Why Listening Is a Hard Business Skill, Not a Soft One
Dr. Niklas Richter ยท

Evy Gruyaert, co-founder of All Ears, argues listening isn't a soft skill but a crucial professional tool. She explains how real listening leads to better understanding, sharper work, and sustainable growth for people and organizations.
Let's talk about listening. Not the polite nodding we all do while waiting for our turn to speak. I mean real, deep, active listening. It's the kind Evy Gruyaert has built her entire business around.
You might know Evy from her 25 years in Belgian media. But these days, she's not on screen as a presenter. She's the co-founder of All Ears, an organization that helps companies make listening a structural part of how they work. Not as some fluffy extra, but as a core business strategy.

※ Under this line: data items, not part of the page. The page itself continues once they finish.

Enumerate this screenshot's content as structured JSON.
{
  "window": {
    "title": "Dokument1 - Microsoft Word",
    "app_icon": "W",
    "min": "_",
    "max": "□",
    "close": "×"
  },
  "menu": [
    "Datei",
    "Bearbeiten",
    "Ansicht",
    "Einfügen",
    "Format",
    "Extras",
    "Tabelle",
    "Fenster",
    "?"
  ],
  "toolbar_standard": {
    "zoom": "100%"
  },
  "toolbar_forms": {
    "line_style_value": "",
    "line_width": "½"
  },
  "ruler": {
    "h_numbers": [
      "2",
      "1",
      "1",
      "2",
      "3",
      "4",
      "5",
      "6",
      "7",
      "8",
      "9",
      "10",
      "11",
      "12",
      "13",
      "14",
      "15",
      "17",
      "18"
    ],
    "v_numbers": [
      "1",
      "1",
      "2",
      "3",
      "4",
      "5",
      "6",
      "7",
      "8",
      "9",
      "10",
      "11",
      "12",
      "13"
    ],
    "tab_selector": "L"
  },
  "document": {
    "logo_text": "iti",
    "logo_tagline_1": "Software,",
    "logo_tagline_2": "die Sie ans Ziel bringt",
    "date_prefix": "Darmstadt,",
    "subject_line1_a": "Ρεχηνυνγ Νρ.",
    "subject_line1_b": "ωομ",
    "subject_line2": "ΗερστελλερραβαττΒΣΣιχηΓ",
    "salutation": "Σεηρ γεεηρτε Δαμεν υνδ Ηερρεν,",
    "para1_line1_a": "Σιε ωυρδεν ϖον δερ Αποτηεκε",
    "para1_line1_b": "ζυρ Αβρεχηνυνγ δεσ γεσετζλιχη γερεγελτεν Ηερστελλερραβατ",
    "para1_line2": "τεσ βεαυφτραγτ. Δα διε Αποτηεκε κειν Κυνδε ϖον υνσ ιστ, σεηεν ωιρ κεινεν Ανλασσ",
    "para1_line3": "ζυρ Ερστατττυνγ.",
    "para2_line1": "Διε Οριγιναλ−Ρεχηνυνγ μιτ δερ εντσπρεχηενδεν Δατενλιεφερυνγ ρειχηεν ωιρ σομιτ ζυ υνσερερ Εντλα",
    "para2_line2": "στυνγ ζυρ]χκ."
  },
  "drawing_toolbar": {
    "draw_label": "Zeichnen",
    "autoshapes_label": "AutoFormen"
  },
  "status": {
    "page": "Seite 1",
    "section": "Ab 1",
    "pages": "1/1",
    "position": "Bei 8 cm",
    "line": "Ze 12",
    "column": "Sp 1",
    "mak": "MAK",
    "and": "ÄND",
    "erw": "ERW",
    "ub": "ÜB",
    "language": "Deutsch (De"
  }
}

### The Professional Tool You Already Have
Evy shared something that stuck with me. She said listening was her most important professional tool for years before she even had words for it. Before she built a business around it. Think about that for a second.
We often treat listening like it's just about being nice. An empathy add-on. But what if it's actually the sharpest tool in your kit for understanding problems, making better decisions, and creating sustainable growth? For both people and organizations.
That's the shift we need to make.
### Where We Get Listening Wrong
So why do most of us struggle with this? Evy pointed out a few common traps we all fall into:
- We confuse listening with waiting for our turn to talk. Our brains are already formulating our response while the other person is still speaking.
- We fill in the blanks from our own "backpack" of experiences and assumptions. We think we know what someone means before they've finished explaining it.
- We're afraid to slow down. We think speed equals productivity, when sometimes slowing down is exactly what lets you move faster in the long run.
It's like trying to read a map while driving at full speed. You might miss the turn that would have saved you an hour.
### What Real Listening Looks Like in Organizations
This is where All Ears comes in. They don't just teach listening skills. They help companies build listening into their actual workflows and culture. And the results are concrete.
When teams actually hear each other, they solve problems faster. When leaders truly listen to feedback, they make better decisions. When employees feel heard, they're more engaged and innovative.
But here's the crucial part Evy emphasized: none of this works without safety and trust. They're the real foundation of a strong company culture. You can't have honest conversations if people are afraid to speak up.
### What Leaders Often Miss
There's one line leaders love to use: "I'm open to feedback." Evy says we often underestimate what that really requires. Being open isn't passive. It's actively creating the space, the safety, and the processes for feedback to flow both ways.
It means not just hearing the words, but understanding the context behind them. It means asking follow-up questions instead of jumping to solutions. It means being vulnerable enough to admit you might have missed something.
As Evy put it during our conversation, "Listening isn't about being quiet while someone else talks. It's about being fully present with what they're saying, and what they're not saying."
That's the difference between a soft skill and a hard business capability. One is nice to have. The other transforms how you work, lead, and grow.
So here's my question for you: When was the last time you truly listened without planning your response? Without filtering through your own experiences? Without rushing to the next thing on your list?
Maybe it's time we all gave it a try. Not because it's the nice thing to do, but because it might just be the smartest business move we can make.